Ou seja, “não havia informação suficiente para concluir que aquele valor (os mais de 28 mil milhões) estava correto. “Não havia no relatório objetividade para dizer se aquele ativo estava ou não conforme”, apurou o Observador. O auditor José Rito já tinha entretanto apresentado a sua exoneração à empresa, suspendendo a ligação que tinha à Yupido.

“Era uma coisa do outro mundo”

O aumento de capital da empresa foi efetuado no início do ano de 2016 e assinado pelo Revisor Oficial de Contas (ROC) António José Alves da Silva, independente à empresa. Segundo o que foi avançado pelo Eco, José Alves da Silva escreveu no relatório que avalia os bens da empresa em cerca de 28,8 mil milhões, que se tratava de uma “plataforma digital inovadora de armazenamento, proteção, distribuição e divulgação de todo o tipo de conteúdo media” e que se destacava “pelos algoritmos que a constituem”.

Contactado pelo Observador, José Alves da Silva confirmou o valor que deu ao bem intangível da Yupido e que a tal plataforma digital inovadora “era uma coisa do outro mundo”, pedindo para ser contactado mais tarde.

José Alves da Silva é consultor da sociedade de advogados Rogério Fernandes Ferreira & Associados, tem mais de 50 anos de carreira, reconhecido pelos seus pares como um dos profissionais mais respeitados da área. Foi também reconhecido como “Senador da Fiscalidade” pelo Instituto de Direito Económico Financeiro e Fiscal e pela Revista de Finanças Públicas e Direito Fiscal, numa sessão onde foi orador o então ministro da Saúde Paulo Macedo. Foi presidente da Sociedade Portuguesa de Contabilidade e do Conselho Técnico da Câmara dos Técnicos de Contas.

Para este aumento de capital, apurou o Observador, Cláudia Alves, uma das sócias administradoras, entrou com 19,9 mil milhões de euros nos tais bens em espécie, Torcato Jorge participou com 8,3 mil milhões de euros igualmente em espécie e Filipe Besugo 275,8 milhões de euros em bens intangíveis.

A Yupido assume-se como uma empresa de serviços de “consultoria para os negócios e gestão, bem como, todas as atividades que garantam a concretização dos fins estabelecidos. Consultoria tecnológica e desenvolvimento de serviços de informação, bem como gestão e tratamento de informação. Fornecimento de infraestruturas para domiciliação, serviços de processamento de dados e atividades relacionadas. Atividades de processamento de dados, domiciliação de informação e atividades que asseguram o bom desenvolvimento das anteriores. Inclui também as atividades especializadas de domiciliação, tais como: domiciliação de páginas Web (Web hosting), serviços de streaming ou domiciliação de aplicações, serviços de fornecimento de aplicações, disponibilização de tempo de mainframe”. Ou seja, é uma espécie de faz tudo da era digital.

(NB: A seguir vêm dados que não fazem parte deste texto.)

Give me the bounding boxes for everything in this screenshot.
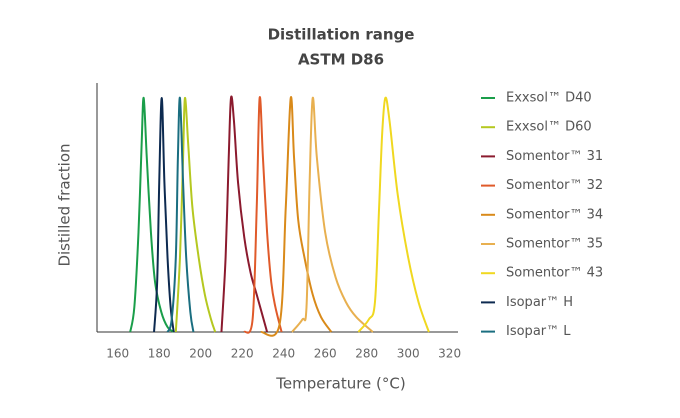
chart-subtitle: ASTM D86 [298, 51, 384, 69]
legend-label: Somentor™ 32 [506, 178, 603, 193]
x-tick-label: 320 [438, 347, 461, 361]
chart-title: Distillation range [268, 26, 415, 44]
x-axis-title: Temperature (°C) [275, 375, 405, 393]
x-tick-label: 280 [355, 347, 378, 361]
legend-label: Exxsol™ D40 [506, 91, 592, 106]
series-line [260, 96, 333, 337]
y-axis-title: Distilled fraction [56, 143, 74, 266]
x-tick-label: 160 [106, 347, 129, 361]
legend-label: Isopar™ H [506, 295, 573, 310]
series-line [357, 96, 430, 333]
series-line [153, 96, 175, 333]
x-tick-label: 220 [231, 347, 254, 361]
series-line [220, 95, 269, 333]
x-tick-label: 260 [314, 347, 337, 361]
x-tick-label: 200 [189, 347, 212, 361]
series-line [243, 96, 283, 334]
legend-label: Somentor™ 34 [506, 207, 603, 222]
x-tick-label: 240 [272, 347, 295, 361]
legend-label: Isopar™ L [506, 324, 571, 339]
series-line [174, 96, 217, 333]
series-line [166, 96, 195, 333]
x-tick-label: 300 [397, 347, 420, 361]
x-tick-label: 180 [148, 347, 171, 361]
series-line [291, 96, 374, 333]
legend-label: Exxsol™ D60 [506, 120, 592, 135]
legend-label: Somentor™ 43 [506, 266, 603, 281]
legend-label: Somentor™ 35 [506, 237, 603, 252]
legend-label: Somentor™ 31 [506, 149, 603, 164]
series-line [129, 96, 175, 333]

A isto, junta a “prestação de serviços de contabilidade e auditoria e todas as atividades associadas, bem como, consultoria fiscal. Consultoria de design, que envolve várias áreas de intervenção, quer no domínio da criação de projetos específicos, quer de consultoria”.

O presidente do Conselho de Administração é Torcato Jorge e a vice-presidente é Cláudia Alves, mas na estrutura que a empresa apresenta no site o presidente executivo é Hugo Martins. Pedro Malafaia é o responsável pelo desenvolvimento tecnológico, Torcato Jorge pelo Marketing, Cláudia Alves pela parte financeira, Filipe Besugo pelas vendas e há, ainda mais quatro membros com cargos de chefia. A lista de pessoas ligadas à empresa termina aqui.